Dunia smiled lewdly. “Jorge. Dominican. Twenty-two. Drop-dead handsome.”

“I can't even drive,” said Lula. “Most of the time I'm stuck here. Unless I take the bus.”

“I told you,” Dunia said. “Ten miles to downtown if you swam.”

Lula said, “You still have an accent. How does American Steve like that?”

Dunia made a face. “He likes to talk during sex.
Then
he likes the accent. He even likes me to talk Albanian. He thinks I'm begging, Fuck me up to my eyeballs! When what I'm really saying is, Tomorrow I have to tell Gladys the maid to clean the refrigerator. Out of bed he doesn't like the accent so much. He says the more American I speak, the more Americans I speak
to
, the more American I sound.”

Lula said, “It's the opposite here. Everybody wants me to hang on to my roots. They love all the fairy tales and the sayings and folk songs and crap. You know what? I've started writing little stories about home.”

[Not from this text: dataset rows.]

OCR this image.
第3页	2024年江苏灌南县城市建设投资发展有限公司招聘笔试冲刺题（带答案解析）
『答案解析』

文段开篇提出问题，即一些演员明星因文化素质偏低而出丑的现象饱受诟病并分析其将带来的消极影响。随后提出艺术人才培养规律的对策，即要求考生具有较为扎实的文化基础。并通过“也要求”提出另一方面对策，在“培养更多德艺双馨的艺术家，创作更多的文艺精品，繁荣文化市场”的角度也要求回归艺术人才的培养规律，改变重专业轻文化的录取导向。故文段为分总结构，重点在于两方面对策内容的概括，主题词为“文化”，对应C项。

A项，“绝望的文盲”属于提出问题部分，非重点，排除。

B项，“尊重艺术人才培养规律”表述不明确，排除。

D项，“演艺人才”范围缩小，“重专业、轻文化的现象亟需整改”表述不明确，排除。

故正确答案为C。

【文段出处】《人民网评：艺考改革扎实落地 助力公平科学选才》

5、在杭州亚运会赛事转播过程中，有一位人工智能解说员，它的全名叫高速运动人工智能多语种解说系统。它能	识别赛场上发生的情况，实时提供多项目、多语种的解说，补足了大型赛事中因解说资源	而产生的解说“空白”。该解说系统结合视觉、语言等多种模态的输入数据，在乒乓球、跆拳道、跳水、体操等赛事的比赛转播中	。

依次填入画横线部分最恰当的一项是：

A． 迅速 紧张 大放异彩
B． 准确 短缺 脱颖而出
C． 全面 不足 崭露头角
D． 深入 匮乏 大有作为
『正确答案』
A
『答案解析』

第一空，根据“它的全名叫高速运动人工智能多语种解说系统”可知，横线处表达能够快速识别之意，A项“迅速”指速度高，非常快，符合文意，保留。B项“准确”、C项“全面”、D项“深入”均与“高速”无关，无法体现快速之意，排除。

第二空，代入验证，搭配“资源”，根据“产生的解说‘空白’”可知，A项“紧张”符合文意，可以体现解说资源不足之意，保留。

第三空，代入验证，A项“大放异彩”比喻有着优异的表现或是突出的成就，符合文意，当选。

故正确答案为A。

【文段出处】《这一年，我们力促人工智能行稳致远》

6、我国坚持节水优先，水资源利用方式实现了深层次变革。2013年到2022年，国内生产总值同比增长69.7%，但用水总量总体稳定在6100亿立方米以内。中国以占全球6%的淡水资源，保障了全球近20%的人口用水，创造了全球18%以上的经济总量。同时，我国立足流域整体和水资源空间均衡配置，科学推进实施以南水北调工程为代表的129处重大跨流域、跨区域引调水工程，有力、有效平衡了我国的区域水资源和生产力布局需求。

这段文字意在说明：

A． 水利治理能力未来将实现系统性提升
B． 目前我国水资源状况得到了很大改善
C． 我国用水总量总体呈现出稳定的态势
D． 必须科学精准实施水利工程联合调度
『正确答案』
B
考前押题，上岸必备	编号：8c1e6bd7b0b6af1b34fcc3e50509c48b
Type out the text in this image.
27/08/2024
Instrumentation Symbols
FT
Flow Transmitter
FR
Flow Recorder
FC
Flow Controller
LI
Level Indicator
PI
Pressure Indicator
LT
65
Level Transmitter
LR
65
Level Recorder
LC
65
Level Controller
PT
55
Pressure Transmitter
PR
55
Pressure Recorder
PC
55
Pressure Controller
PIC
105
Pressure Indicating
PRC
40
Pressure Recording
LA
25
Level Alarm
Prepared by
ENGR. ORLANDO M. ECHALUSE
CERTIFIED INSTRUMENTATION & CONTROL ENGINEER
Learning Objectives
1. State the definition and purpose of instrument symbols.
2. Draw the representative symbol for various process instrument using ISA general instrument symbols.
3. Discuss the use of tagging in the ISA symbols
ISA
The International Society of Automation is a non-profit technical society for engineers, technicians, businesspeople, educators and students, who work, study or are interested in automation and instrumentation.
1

“You always were a creative person. What an imagination! I remember you getting drunk one night after our shift at La Changita and making up some crazy shit about your dad teaching you to shoot Madonna in the heart. Whatever happened to Franco the waiter? He wasn't so cute, but still . . .”

“That was true about Madonna,” Lula said. “A
picture
of Madonna.”

Dunia said, “I missed you. But listen, no shopping today. I don't have the time I thought. The cleaning guy is coming to pick up the living room curtains. Also I have to go home and talk dinner with Gladys.” Dunia kissed her fingertips. “Fried chicken. She worked for Steve before I got there.”